Other predators like the rampires and the blampires are the real evils. For these creatures penalty comes in the form of weakness to sunlight, weakness against faith based magic and inability to cross threshold. And if they got too active, they'll have either the KotC or some wizards hunting and killing them.

Demons/creatures from the nevernever cannot cross without being summoned.  And those creatures who is powerful enough to cross without invitation i.e" Mab, have an equal power balancing them i.e: Titania.

All in all, Butcher have created a quite balanced and realistic supranatural world.

--- End quote ---

Murphy saying she felt "tainted" is just the natural reaction to doing something she considers wrong for the first time. No evidence of the supernatural "turn you insane" type of corruption. 
 
Can I get that PG quote? I always thought the swords were given to balance out the Denarian coins. One sword for 10 coins each.


--- Quote from: peregrine on December 03, 2013, 05:48:43 AM ---Also, magic has a far greater requirement for investment to work.  The wizard has to believe the thing is right, and will work, or it won't.  You can't half-ass it.

However, you can entirely half-ass taking someone's eyeballs out with a melon baller.  You can do that even if you're 49% opposed, as long as you're 51% for it.  No sense of justification required in order to be able to do that horrible thing.

--- End quote ---

I meant using magic to take someone's eyes out for the explicit purpose of torturing them. You'd have to believe the torture was right.

Serack:

--- Quote from: huangjimmy108 on December 03, 2013, 02:06:25 AM ---This raises another question.

Sure, a wizard dropping a building with the express purpose to kill someone is bad (Cosmically tainting), but what if a wizard is hired to demolish an empty building. Without the knowledge of the wizard, someone else uses that opportunity to kill their enemy by placing their victim inside that building. What kind of karmic balanced are to be levied in that case?

A case similar to this happened in GP. When Harry unleash his great fire spell at Bianca's party, he is targeting vampires. Unfortunately, several human were caught in the crossfire. So far, we did not see any taint happened on Harry for that act. I mean, Harry seems to remain sane enough after that.

This challenges the assumption that only consequences matters. I think intentions matters as well and both intentions and consequences both carries their own weight and functions independantly from each other. You intends bad but your act did no lasting harm, you got a little tainted. You don't intend harm but the act cause major harm, you got tainted.

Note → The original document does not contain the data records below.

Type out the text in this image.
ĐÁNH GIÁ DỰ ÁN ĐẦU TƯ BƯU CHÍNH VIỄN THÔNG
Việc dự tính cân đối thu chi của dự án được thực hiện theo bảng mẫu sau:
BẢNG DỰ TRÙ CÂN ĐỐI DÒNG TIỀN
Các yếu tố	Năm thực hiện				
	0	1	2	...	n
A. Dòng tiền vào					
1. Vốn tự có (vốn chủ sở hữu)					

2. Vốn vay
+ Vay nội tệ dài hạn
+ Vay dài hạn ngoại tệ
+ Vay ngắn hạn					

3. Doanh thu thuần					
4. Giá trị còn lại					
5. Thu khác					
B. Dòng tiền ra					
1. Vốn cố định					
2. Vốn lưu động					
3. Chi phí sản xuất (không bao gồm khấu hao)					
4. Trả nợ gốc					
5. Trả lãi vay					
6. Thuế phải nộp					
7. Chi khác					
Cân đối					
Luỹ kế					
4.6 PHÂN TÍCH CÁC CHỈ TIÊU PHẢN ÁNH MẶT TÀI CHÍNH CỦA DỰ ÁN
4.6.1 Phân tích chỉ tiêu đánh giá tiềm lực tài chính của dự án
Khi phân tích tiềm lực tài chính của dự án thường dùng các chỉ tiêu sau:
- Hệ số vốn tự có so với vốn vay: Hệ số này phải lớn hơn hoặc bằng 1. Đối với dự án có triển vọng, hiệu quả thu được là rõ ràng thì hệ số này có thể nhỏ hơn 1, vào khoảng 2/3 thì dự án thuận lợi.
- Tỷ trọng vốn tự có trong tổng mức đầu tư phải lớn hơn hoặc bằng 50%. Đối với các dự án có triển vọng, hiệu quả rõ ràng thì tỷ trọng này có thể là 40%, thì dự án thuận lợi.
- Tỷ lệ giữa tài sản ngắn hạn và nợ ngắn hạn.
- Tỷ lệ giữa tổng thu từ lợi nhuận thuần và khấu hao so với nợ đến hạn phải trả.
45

You intends harm and you succeeded, express way to worlockdom.

--- End quote ---

I basically tried to address this in this earlier reply:


--- Quote from: Serack on November 24, 2013, 07:06:26 PM ---Let me take this analogy a bit further and say Rodreguez uses his magic to disencorporate (like he did to the bullets in WN with his gauntlet) a building that he has every reason to believe is empty, and never ever finds out that it actually had a mortal in it.  His magic directly shreaded a mortal and he never knows.

The "Wizards are card carrying members of humanity" portion of my reasoning for "Vs a Mortal Matters" would not kick in because he didn't chose to do it, however, the "Mortal Will has Metaphysical Mass" portion would still matter.  It is concievable that because a mortal will was snuffed out by magic, the metaphysical ramifications of a free will being snuffed out by magic could affect this wizard.  I can see the mechanics for this working being much like if a wizard gives his word by his magic that he would return something to someone before they die, Fed-Exes it to the person and never hears from them again because they had a heart attack before it was shipped.

--- End quote ---

Also, see the first WoJ I quoted in the first response in the topic which illustrates how consequenses matter a whole lot, even if intent isn't there.

Sully:
We have the swords being on the job for non-denarian reasons though.

I think there's a WoJ somewhere that says the sword equalize conflicts, taking away supernatural advantages.